3. Le vendredi 2 mars 2012, 19:46 par

Elle me plaît, cette note, Olivier, car j'y retrouve ce que j'ai ressenti en lisant le deuxième tome des aventures du candidat présidentiel le plus flamboyant... et le plus improbable. Elle rend hommage aussi au travail du bouquin - ce n'est pas une BD ordinaire, le scénario est un trésor d'invention - et au travail d'un cabinet, avec son accumulation de frustrations et la terreur que font régner les chefs, pour ceux qui veulent bien se laisser terroriser.

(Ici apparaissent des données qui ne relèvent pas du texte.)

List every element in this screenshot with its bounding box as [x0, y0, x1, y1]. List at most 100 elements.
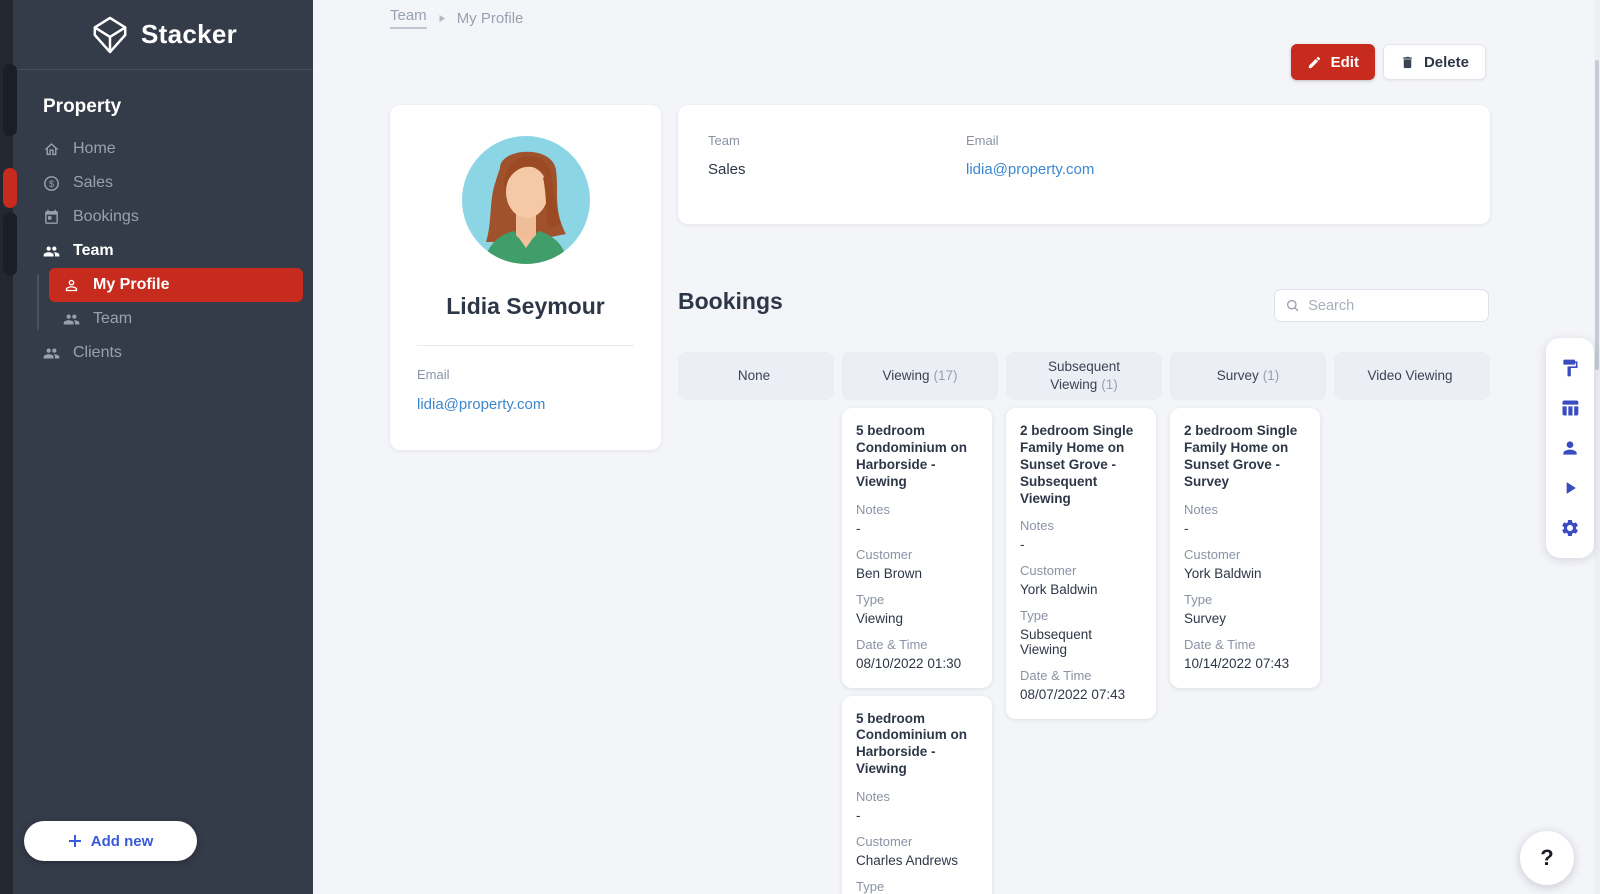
pencil-icon [1308, 56, 1320, 68]
scrollbar[interactable] [1594, 0, 1600, 894]
user-tool-button[interactable] [1550, 428, 1590, 468]
sidebar-item-sales[interactable]: $ Sales [29, 166, 303, 200]
booking-card-title: 2 bedroom Single Family Home on Sunset G… [1020, 423, 1134, 506]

Mais tu poses aussi la bonne question : le discours à l'ONU était-il un "truc" de communication pour un homme politique un peu littéraire voulant se valoriser ou, au contraire et derrière la formule, n'était-ce pas la voix éternelle de la France, puisant aux racines du discours gaulliste relayé par un Chirac qui n'a jamais eu sa langue dans sa poche face aux Américains ?
C'est peut-être ça qu'on voit bien dans la BD, la décision du chef est un mélange d'inspiration propre, avec de la hauteur stratégique, et d'utilisation très tactique d'infos puisées par les conseillers comme: l'Allemagne est contre l'intervention, ne la laissons pas seule, c'est une occasion historique.
Et quels que soient les ridicules de notre Don Quichotte Taillard de Worms, laissons à DDV le bénéfice d'avoir su incarner un bref instant les ambitions d'un pays qui ne se résigne pas, malgré la baisse de son poids spécifique, et préfère se tromper seul (ou avec quelques-uns) que réintégrer le giron de l'OTAN sans contrepartie !

égéa : je plussoie vigoureusement. C'est bien pour cela que j'ai remis en entier la fin du discours. Ce n'était pas que du panache, c'était la France éternelle. Quant au travail de cabinet, tu sais bien que je ne peux que t'approuver.